At the same time, just as growing up in a foreign culture helped me distinguish my own culture more clearly, my son’s autism has taught me to really look at my surroundings, to pay attention, to recognize what’s important. He’s taught me to question rules that make no sense, to be more tolerant of people’s differences and understand that people are who they are. Most of all, he’s taught me to laugh at myself. Thanks to him, I see life as a comedy these days, believe it or not.

And that’s a gift I wouldn’t exchange for all the neurotypical children in the world.

For more information, try these links:

Wikipedia has a very thorough explanation of Autism Spectrum.

Here’s an excellent Guide to Safety on the Internet for autistics.

This wonderful article, written by an autistic who’s part of the autistic rights/autism acceptance movement, discusses autism from the perspective of an autistic.

One More Issue for the Soapbox

I deliberately use the term “autistic son” and even “autistic” as a noun for an autistic person, even though some caregivers and parents in the community of the disabled advocate the use of “people-first” language (they’d say I should refer to Nick as a “child with autism,” thus putting the “child” part first). As both a writer and the parent of an autistic adult, I find “people-first” language not only misleading but unhelpful. For one thing, autism isn’t a disease that my otherwise “normal” son somehow “caught.” Even if it were, the term autistic shouldn’t be considered so insulting that I have to rearrange normal syntax to disguise it.

Secondly, my son’s autism permeates his life even more than being a woman permeates mine. If I speak of “the short man over there who can’t reach the shelf,” I’m not negating his other fine qualities by focusing on his shortness. At that moment, his shortness affects his life more than anything else. My son’s autism affects every aspect of his life. I can’t treat him as a person first and an autistic second. They are inextricable entities. I must always be thinking ahead, determining if the activity he’s engaged in could hurt him or could establish a dangerous precedent (autistics thrive on routine, so if an indulgence becomes an unhealthy obsession, you have a fight on your hands).

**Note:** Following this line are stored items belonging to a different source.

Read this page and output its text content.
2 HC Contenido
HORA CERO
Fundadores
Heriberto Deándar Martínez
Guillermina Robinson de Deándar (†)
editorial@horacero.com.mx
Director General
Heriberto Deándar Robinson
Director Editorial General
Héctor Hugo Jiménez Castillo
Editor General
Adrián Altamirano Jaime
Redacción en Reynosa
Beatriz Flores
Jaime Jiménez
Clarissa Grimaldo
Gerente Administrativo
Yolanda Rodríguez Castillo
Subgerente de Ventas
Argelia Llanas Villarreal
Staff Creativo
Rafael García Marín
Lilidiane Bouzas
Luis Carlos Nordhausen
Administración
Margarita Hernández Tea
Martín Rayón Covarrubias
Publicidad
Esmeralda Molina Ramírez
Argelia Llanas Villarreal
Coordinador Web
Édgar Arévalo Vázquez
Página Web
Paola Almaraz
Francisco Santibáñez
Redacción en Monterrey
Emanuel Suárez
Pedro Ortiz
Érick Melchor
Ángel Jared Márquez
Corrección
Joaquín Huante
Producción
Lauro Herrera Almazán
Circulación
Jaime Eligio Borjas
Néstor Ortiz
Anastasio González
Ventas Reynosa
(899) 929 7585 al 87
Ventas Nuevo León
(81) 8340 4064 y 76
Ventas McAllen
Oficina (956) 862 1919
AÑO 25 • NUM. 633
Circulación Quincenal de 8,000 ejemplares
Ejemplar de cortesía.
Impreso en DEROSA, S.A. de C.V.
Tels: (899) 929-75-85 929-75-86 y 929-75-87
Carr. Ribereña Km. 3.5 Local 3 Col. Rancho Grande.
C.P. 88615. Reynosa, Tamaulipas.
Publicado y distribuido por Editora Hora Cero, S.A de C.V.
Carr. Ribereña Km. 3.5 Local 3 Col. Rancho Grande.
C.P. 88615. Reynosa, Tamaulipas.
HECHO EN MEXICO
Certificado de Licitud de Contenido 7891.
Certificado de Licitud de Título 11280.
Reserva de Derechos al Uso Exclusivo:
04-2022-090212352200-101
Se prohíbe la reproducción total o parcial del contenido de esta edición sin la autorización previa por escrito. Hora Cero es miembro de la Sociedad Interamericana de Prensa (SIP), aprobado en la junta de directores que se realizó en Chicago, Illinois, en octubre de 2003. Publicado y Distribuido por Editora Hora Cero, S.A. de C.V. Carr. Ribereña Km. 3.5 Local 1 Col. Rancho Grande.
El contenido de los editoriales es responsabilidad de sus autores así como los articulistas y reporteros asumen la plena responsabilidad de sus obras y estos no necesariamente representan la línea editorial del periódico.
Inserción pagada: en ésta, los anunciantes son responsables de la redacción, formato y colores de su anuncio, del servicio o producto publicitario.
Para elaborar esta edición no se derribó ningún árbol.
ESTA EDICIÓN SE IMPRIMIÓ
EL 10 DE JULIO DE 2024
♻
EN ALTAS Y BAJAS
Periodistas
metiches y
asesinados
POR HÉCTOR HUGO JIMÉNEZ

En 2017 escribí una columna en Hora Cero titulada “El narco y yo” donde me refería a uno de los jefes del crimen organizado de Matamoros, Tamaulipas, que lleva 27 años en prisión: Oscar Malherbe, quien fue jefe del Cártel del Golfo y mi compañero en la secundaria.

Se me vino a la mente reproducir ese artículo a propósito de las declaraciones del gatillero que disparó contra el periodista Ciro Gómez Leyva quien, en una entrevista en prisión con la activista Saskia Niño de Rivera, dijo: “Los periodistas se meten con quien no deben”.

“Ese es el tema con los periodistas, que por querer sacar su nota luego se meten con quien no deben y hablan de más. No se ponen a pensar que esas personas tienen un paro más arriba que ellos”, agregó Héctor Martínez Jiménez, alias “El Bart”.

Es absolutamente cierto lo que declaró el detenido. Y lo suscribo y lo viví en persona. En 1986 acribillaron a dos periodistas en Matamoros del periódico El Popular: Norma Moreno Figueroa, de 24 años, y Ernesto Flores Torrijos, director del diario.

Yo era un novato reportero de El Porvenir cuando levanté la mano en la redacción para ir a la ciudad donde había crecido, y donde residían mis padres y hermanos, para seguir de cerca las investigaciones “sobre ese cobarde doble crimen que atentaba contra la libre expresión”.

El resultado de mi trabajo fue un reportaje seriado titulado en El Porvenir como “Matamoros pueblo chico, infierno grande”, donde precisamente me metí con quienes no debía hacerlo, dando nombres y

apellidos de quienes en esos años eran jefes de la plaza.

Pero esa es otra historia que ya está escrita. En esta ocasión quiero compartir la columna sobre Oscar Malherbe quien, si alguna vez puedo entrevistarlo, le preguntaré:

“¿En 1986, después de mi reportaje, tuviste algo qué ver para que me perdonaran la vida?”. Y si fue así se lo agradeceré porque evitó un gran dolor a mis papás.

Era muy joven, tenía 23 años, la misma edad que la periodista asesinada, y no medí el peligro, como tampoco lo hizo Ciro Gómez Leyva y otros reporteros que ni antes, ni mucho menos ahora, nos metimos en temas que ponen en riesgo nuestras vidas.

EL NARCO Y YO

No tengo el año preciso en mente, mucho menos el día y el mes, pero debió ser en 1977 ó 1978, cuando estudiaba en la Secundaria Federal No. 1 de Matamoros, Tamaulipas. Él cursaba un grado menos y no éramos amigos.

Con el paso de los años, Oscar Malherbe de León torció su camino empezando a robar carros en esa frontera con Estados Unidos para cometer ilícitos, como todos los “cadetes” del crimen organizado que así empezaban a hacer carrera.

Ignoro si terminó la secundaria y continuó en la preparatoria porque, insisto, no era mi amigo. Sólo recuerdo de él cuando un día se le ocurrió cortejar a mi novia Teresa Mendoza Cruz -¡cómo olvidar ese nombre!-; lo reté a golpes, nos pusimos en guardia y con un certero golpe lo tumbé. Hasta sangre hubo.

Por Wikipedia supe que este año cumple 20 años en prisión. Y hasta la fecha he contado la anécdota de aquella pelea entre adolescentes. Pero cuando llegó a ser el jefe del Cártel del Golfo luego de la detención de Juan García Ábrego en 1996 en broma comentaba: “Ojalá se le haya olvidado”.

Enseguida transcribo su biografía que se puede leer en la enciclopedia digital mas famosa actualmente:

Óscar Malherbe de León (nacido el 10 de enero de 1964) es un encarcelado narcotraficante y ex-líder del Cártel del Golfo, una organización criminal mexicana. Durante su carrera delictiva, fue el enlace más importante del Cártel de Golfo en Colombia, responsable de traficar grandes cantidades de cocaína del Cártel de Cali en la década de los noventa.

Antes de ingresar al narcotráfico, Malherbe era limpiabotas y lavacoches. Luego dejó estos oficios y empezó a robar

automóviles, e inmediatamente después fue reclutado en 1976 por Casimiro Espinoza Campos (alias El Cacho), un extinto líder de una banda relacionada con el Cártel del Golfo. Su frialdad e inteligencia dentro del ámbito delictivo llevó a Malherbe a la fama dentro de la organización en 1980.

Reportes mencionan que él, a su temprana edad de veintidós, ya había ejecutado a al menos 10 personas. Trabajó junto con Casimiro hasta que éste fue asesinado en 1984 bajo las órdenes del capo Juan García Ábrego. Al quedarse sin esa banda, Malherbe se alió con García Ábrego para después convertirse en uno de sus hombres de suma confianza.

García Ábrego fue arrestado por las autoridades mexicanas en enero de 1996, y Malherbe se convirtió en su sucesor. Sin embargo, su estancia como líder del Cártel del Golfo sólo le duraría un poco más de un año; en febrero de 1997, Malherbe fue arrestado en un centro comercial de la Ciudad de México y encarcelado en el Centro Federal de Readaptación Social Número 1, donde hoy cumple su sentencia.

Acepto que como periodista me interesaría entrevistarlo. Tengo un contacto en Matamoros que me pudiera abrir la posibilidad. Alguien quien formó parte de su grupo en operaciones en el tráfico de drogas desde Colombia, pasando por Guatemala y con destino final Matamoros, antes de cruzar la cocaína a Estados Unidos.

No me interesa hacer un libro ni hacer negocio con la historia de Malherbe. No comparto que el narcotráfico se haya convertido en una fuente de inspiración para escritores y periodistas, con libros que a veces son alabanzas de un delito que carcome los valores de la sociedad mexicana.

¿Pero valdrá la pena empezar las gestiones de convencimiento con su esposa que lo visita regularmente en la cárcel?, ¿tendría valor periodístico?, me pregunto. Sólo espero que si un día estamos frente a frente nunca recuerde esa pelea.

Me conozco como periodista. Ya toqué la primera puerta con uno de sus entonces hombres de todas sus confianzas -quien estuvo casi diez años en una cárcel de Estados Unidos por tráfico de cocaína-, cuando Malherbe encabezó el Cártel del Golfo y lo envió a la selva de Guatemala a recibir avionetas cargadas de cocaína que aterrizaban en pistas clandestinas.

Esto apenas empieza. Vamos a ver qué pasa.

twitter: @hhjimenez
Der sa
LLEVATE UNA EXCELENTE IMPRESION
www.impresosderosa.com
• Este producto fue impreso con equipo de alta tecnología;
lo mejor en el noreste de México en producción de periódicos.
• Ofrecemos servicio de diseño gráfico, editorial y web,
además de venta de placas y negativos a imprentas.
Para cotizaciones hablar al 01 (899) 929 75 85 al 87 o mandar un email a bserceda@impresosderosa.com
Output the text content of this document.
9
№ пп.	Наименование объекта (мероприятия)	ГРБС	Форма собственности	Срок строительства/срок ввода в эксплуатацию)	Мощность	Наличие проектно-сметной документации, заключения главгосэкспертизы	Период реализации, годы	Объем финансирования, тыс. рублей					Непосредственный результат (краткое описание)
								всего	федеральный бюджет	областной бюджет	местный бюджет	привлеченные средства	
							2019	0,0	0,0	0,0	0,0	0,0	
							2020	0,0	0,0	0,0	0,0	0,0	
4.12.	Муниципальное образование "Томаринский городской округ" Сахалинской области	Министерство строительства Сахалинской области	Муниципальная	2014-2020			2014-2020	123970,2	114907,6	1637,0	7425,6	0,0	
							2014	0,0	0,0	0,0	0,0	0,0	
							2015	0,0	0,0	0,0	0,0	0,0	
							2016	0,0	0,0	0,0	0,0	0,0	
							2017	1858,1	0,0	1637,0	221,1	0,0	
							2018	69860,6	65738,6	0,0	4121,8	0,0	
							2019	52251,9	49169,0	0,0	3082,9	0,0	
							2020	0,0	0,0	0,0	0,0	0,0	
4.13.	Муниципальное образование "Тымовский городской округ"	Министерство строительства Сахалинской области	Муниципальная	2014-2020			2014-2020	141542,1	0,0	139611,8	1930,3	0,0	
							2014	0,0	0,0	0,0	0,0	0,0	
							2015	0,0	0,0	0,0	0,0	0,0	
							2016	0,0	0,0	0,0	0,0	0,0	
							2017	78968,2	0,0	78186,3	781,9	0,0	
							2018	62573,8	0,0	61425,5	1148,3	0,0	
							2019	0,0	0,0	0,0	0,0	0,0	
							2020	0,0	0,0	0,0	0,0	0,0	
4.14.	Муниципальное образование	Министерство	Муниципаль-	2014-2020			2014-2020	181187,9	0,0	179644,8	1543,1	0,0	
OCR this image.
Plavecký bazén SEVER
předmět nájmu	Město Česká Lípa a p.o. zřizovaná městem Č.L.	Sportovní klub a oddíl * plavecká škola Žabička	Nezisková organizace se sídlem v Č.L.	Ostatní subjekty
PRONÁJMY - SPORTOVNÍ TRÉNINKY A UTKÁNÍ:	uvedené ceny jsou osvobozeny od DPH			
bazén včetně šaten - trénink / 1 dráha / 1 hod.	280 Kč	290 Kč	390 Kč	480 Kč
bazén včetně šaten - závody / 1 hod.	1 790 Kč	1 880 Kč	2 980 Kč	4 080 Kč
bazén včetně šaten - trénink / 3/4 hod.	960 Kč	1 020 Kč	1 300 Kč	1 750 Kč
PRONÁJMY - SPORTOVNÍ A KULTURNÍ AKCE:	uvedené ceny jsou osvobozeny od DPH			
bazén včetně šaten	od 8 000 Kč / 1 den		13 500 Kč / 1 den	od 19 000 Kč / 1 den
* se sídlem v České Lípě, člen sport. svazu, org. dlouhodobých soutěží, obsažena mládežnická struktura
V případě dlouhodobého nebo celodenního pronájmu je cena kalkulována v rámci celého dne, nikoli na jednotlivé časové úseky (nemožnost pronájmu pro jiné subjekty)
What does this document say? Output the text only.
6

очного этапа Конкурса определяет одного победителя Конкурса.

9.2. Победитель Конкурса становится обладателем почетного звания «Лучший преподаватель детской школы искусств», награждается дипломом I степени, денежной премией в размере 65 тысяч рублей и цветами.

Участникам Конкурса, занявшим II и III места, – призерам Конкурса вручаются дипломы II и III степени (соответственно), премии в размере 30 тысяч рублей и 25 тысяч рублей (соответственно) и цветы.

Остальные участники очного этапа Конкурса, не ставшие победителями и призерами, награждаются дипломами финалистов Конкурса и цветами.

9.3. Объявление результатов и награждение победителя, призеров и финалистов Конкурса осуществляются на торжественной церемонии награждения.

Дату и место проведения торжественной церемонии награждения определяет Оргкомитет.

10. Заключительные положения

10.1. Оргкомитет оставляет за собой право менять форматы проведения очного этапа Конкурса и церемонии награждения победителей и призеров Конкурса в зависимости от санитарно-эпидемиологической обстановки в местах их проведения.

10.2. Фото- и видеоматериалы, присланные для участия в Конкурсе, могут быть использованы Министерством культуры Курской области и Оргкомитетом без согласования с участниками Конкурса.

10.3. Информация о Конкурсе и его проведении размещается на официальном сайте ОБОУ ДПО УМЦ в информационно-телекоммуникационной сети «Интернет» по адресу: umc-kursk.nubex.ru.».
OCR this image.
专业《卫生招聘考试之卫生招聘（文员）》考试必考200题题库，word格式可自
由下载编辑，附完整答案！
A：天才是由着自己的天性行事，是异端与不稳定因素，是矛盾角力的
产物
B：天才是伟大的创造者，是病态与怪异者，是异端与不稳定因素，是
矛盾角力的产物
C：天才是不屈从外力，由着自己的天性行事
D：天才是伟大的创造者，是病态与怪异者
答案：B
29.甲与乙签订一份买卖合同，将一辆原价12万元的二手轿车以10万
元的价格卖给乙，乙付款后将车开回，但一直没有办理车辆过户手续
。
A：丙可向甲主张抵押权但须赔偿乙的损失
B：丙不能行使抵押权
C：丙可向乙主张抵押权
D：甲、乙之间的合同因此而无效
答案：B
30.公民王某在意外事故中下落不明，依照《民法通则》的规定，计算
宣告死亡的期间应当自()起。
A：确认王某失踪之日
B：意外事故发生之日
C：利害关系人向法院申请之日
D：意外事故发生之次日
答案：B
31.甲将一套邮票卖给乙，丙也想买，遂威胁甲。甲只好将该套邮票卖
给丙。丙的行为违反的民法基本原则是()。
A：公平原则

As a writer, I also find “people-first” language foolish. If all we had to do to change the attitudes of people toward the disabled (or fat people or women or bald people) was to rearrange words in a sentence, then I’d be all for it, but unfortunately, neither English nor people work that way. Is the statement, “people who are female should make less money than people who are male,” less obnoxious than “women should make less money than men”? More awkward, but not less obnoxious. As long as our society keeps trying to hide our disabled or set them apart or make them poster children instead of just treating them as part of the varied stream of humanity in a diverse world, no one will look past their disabilities to realize that “blind people” have as varied lives, interests, and needs as “bald people” and “young people” and any other group characterized by one similarity. And no amount of “people-first” language will change that.

I could say more, but Dr. Bernard Rimland, a renowned authority on autism and the father of an autistic son, says it so much better in his article, Beware the Advozealots. Jim Sinclair voices his opinion as an autistic man in his article, “Why I Dislike ‘Person First’  Language.